The first thing you can jot down is the registration mark on the number plate displayed on the other vehicle involved in the collision. Record the colour, make, and model of the vehicle, too. The number plate may not actually belong on the vehicle.

Witnesses may not linger long enough to identify themselves, so immediately take note of their vehicles’ number plate registration marks if you can.

If the other driver involved in the accident is capable of speaking to you, obtain his or her name, driving licence number, and insurer’s information. If the other party is hospitalised, the police will release the person’s information to you.

Collect any identifying information witnesses are willing to give. A witness may hand you a business card or tell you his or her name and telephone number, address, or email address.

Snap a few photographs of the accident’s aftermath, if you have a camera or camera phone handy. Take pictures of any visible injuries you suffered and the damage to vehicles and property.

If a report is completed by a police officer, ask how you can obtain a copy. If the police did not respond to the accident, go to the local police station and make a report.

Notify Your Insurer of the Accident.

Save all of your receipts for vehicle towing and repairs, property replacement, doctors’ fees, prescriptions, diagnostic tests, and medical treatments. These serve as proof of expenses you incur as a direct result of the accident.

Keep the receipts for any other expenses related to the accident or its repercussions.
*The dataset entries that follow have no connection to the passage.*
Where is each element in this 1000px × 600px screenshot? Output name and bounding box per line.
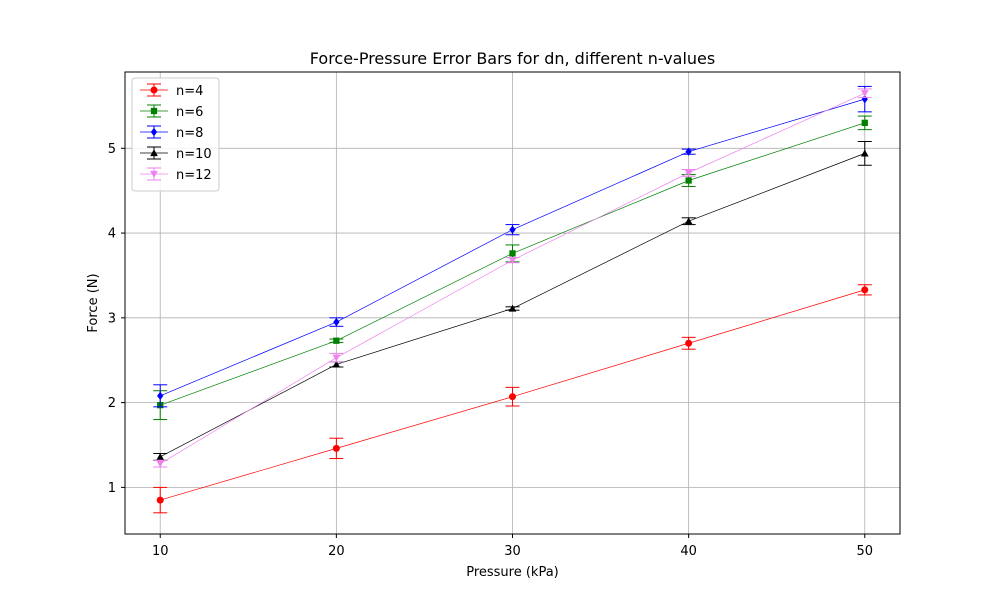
data-point — [333, 337, 340, 344]
y-axis: 1 2 3 4 5 — [108, 142, 125, 496]
legend-marker — [150, 107, 158, 115]
data-point — [508, 304, 517, 312]
y-tick-label: 4 — [108, 227, 116, 242]
y-tick-label: 1 — [108, 481, 116, 496]
data-point — [332, 444, 340, 452]
data-point — [509, 250, 516, 257]
series-n=4 — [153, 284, 872, 514]
data-point — [156, 460, 165, 468]
data-point — [509, 393, 516, 401]
data-point — [508, 257, 517, 265]
data-point — [860, 149, 869, 157]
data-point — [861, 286, 869, 294]
data-point — [685, 177, 692, 184]
x-tick-label: 40 — [680, 544, 697, 559]
legend-label: n=12 — [176, 168, 212, 183]
chart-title: Force-Pressure Error Bars for dn, differ… — [310, 49, 715, 68]
data-point — [684, 217, 693, 225]
legend-entry: n=4 — [140, 83, 203, 99]
data-point — [861, 119, 868, 127]
legend-marker — [150, 127, 158, 137]
data-point — [156, 496, 164, 504]
legend-marker — [150, 86, 158, 94]
y-tick-label: 3 — [108, 311, 116, 326]
legend-marker — [150, 170, 158, 178]
x-tick-label: 50 — [856, 544, 873, 559]
series-n=12 — [153, 88, 872, 468]
legend-entry: n=10 — [140, 146, 212, 162]
legend: n=4 n=6 n=8 n=10 n=12 — [131, 77, 220, 192]
x-tick-label: 20 — [328, 544, 345, 559]
data-point — [509, 225, 516, 234]
legend-label: n=10 — [176, 147, 212, 162]
legend-entry: n=12 — [140, 167, 212, 183]
data-point — [860, 90, 869, 98]
data-point — [157, 391, 164, 401]
legend-label: n=4 — [176, 84, 203, 99]
x-tick-label: 30 — [504, 544, 521, 559]
data-point — [156, 453, 165, 460]
legend-entry: n=8 — [140, 125, 203, 141]
legend-label: n=8 — [176, 126, 203, 141]
x-axis: 10 20 30 40 50 — [152, 534, 873, 559]
legend-label: n=6 — [176, 105, 203, 120]
grid — [125, 72, 900, 534]
legend-marker — [150, 149, 158, 157]
data-point — [333, 317, 340, 327]
plot-series — [153, 85, 872, 514]
x-tick-label: 10 — [152, 544, 169, 559]
data-point — [684, 169, 693, 177]
y-tick-label: 5 — [108, 142, 116, 157]
x-axis-label: Pressure (kPa) — [466, 565, 559, 580]
data-point — [685, 339, 693, 347]
y-axis-label: Force (N) — [86, 273, 101, 332]
data-point — [332, 354, 341, 362]
legend-entry: n=6 — [140, 104, 203, 120]
data-point — [685, 147, 692, 156]
y-tick-label: 2 — [108, 396, 116, 411]
data-point — [332, 360, 341, 368]
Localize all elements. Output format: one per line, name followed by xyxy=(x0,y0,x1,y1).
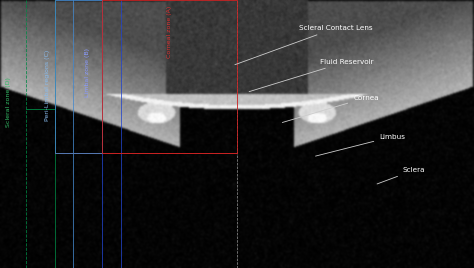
Bar xyxy=(55,0,102,153)
Text: Sclera: Sclera xyxy=(377,167,425,184)
Text: Peri-Limbal regions (C): Peri-Limbal regions (C) xyxy=(45,50,50,121)
Bar xyxy=(102,0,237,153)
Text: Limbal zone (B): Limbal zone (B) xyxy=(85,48,90,97)
Text: Cornea: Cornea xyxy=(283,95,379,122)
Text: Limbus: Limbus xyxy=(316,134,405,156)
Text: Scleral Contact Lens: Scleral Contact Lens xyxy=(235,25,372,65)
Text: Corneal zone (A): Corneal zone (A) xyxy=(167,6,172,58)
Text: Fluid Reservoir: Fluid Reservoir xyxy=(249,59,374,92)
Text: Scleral zone (D): Scleral zone (D) xyxy=(6,77,10,127)
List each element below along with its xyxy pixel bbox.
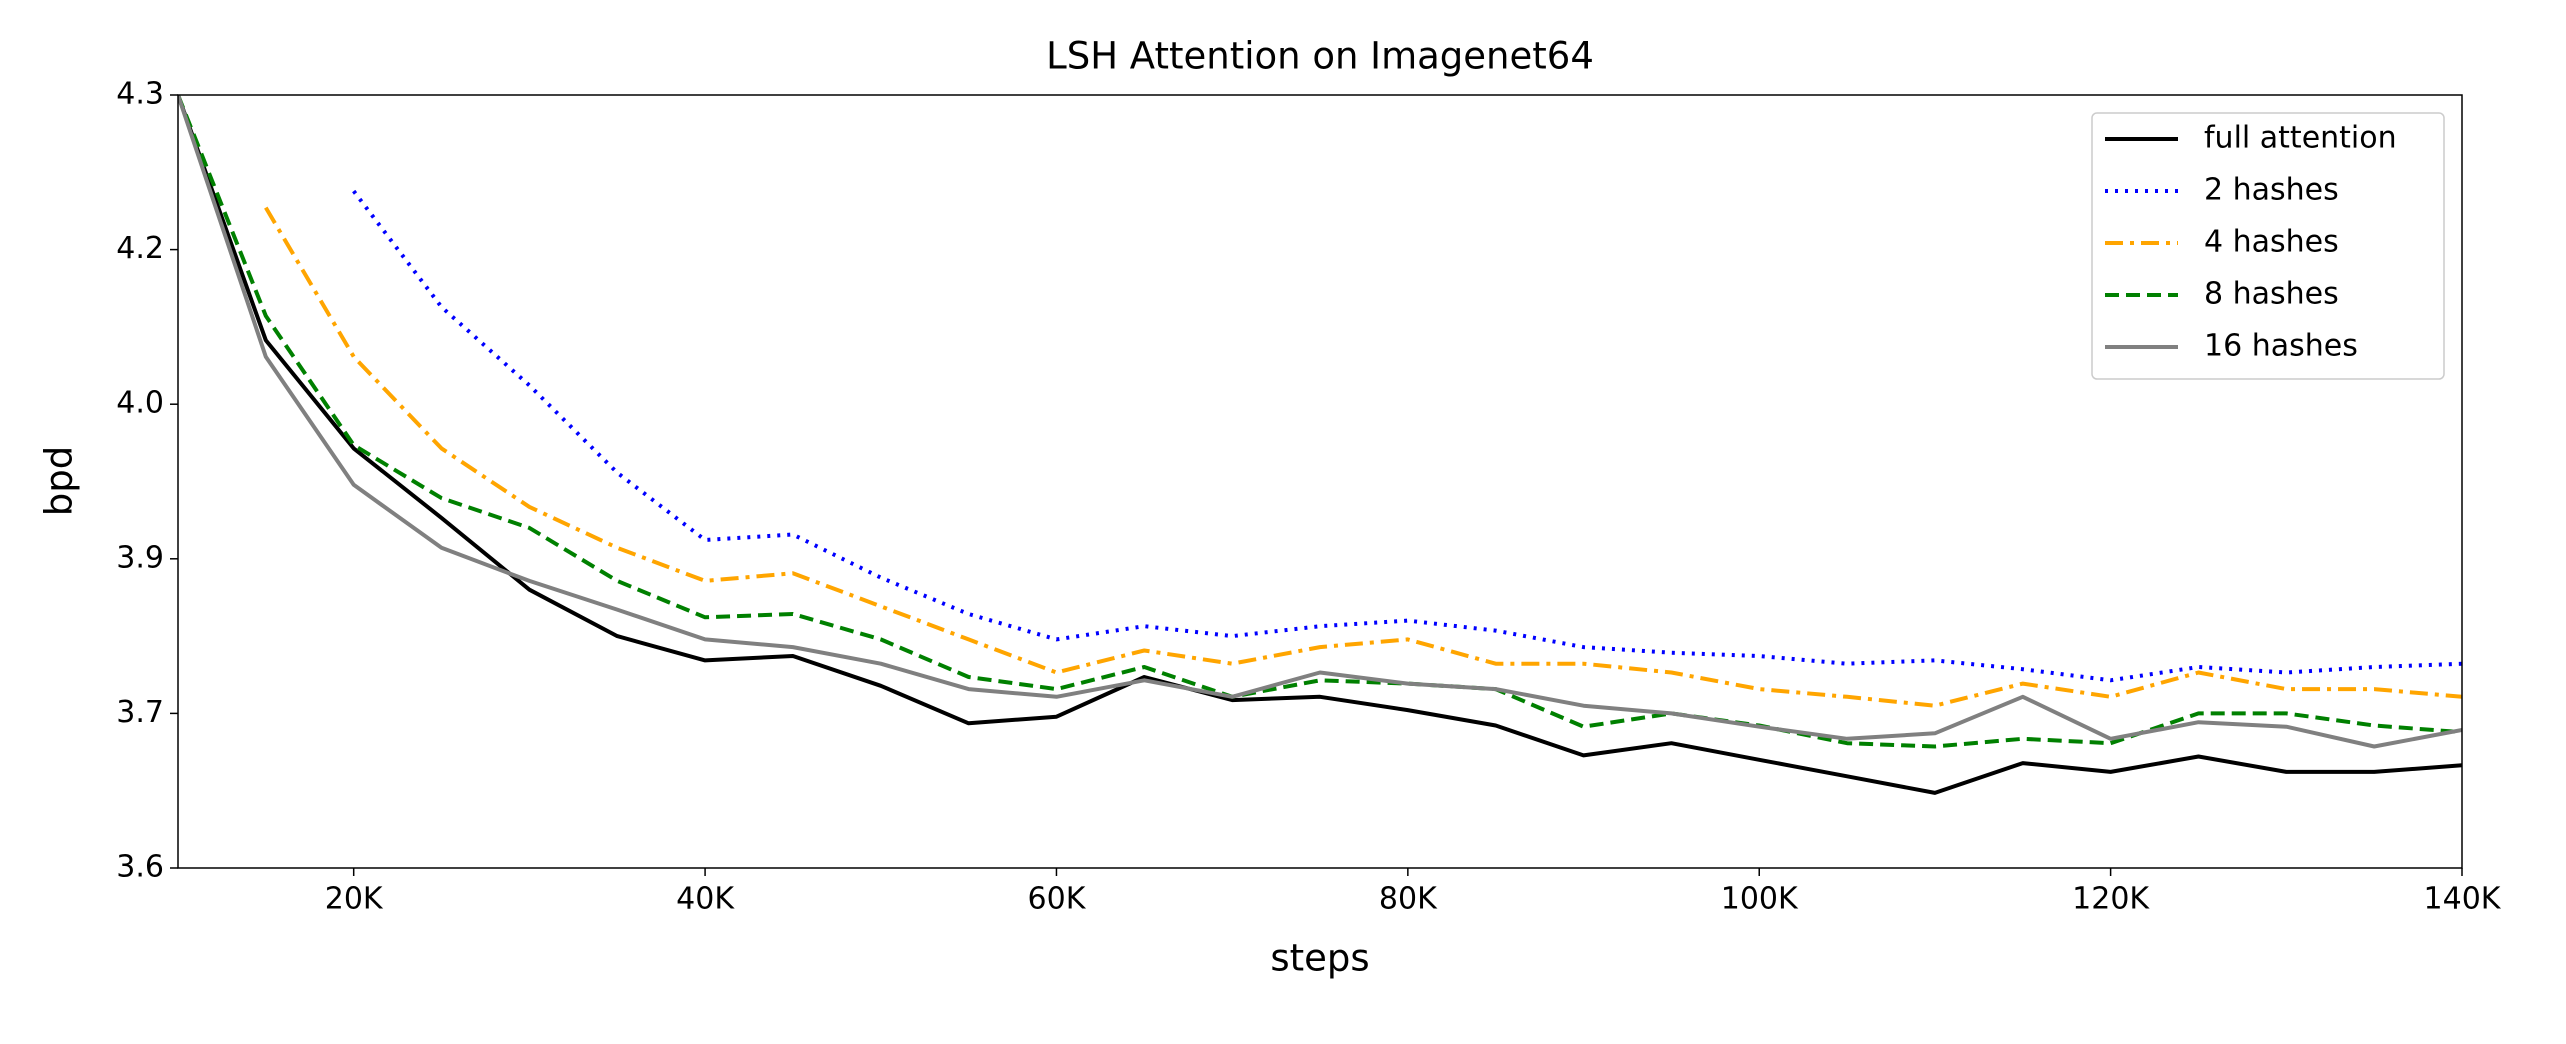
legend-box xyxy=(2091,112,2445,380)
legend: full attention 2 hashes 4 hashes 8 hashes 16… xyxy=(2091,112,2445,380)
y-tick-label: 3.6 xyxy=(116,850,164,885)
x-tick-label: 20K xyxy=(325,882,384,917)
x-axis-label: steps xyxy=(1270,937,1369,980)
legend-label: full attention xyxy=(2204,121,2397,156)
plot-frame xyxy=(177,94,2463,869)
legend-label: 16 hashes xyxy=(2204,329,2358,364)
x-tick-label: 140K xyxy=(2424,882,2502,917)
x-tick-label: 120K xyxy=(2072,882,2150,917)
series-line xyxy=(264,206,2462,708)
x-tick-label: 40K xyxy=(676,882,735,917)
series-line xyxy=(178,95,2462,749)
x-tick-label: 100K xyxy=(1721,882,1799,917)
y-tick-label: 3.9 xyxy=(116,540,164,575)
y-tick-label: 4.3 xyxy=(116,77,164,112)
series-line xyxy=(352,189,2462,683)
series-line xyxy=(178,95,2462,749)
y-tick-label: 4.0 xyxy=(116,386,164,421)
x-tick-label: 80K xyxy=(1379,882,1438,917)
x-tick-label: 60K xyxy=(1028,882,1087,917)
y-axis-label: bpd xyxy=(38,446,81,516)
y-tick-label: 3.7 xyxy=(116,695,164,730)
series-line xyxy=(178,95,2462,795)
legend-label: 8 hashes xyxy=(2204,277,2339,312)
legend-label: 4 hashes xyxy=(2204,225,2339,260)
y-tick-label: 4.2 xyxy=(116,231,164,266)
chart-title: LSH Attention on Imagenet64 xyxy=(1046,35,1594,78)
legend-label: 2 hashes xyxy=(2204,173,2339,208)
These can include things like over-the-counter medications, therapeutic treatments, cleaning, and childcare. Your costs can also include taxi, bus, or train fare, or rental car fees.

When possible, at the time you are seen by a physician, obtain copies of the medical records describing your treatment for injuries incurred in the collision.

Document any time lost from work or studies while you’re injured or otherwise engaged in the process of recovering from the accident. This can include time spent having your vehicle repaired.

If injuries become apparent after the accident, take additional photographs of them. Bruising can take hours or days to become visible.

Solicitors who handle personal injury cases recommend keeping a detailed journal of any physical and emotional pain or difficulty you suffer as the result of your accident.

It can take quite a long time before you are able to conclude exactly how much an accident cost you. In the meantime, it’s wise not to sign any agreements or legal documents in exchange for payment before consulting your solicitor, your insurer, or another expert.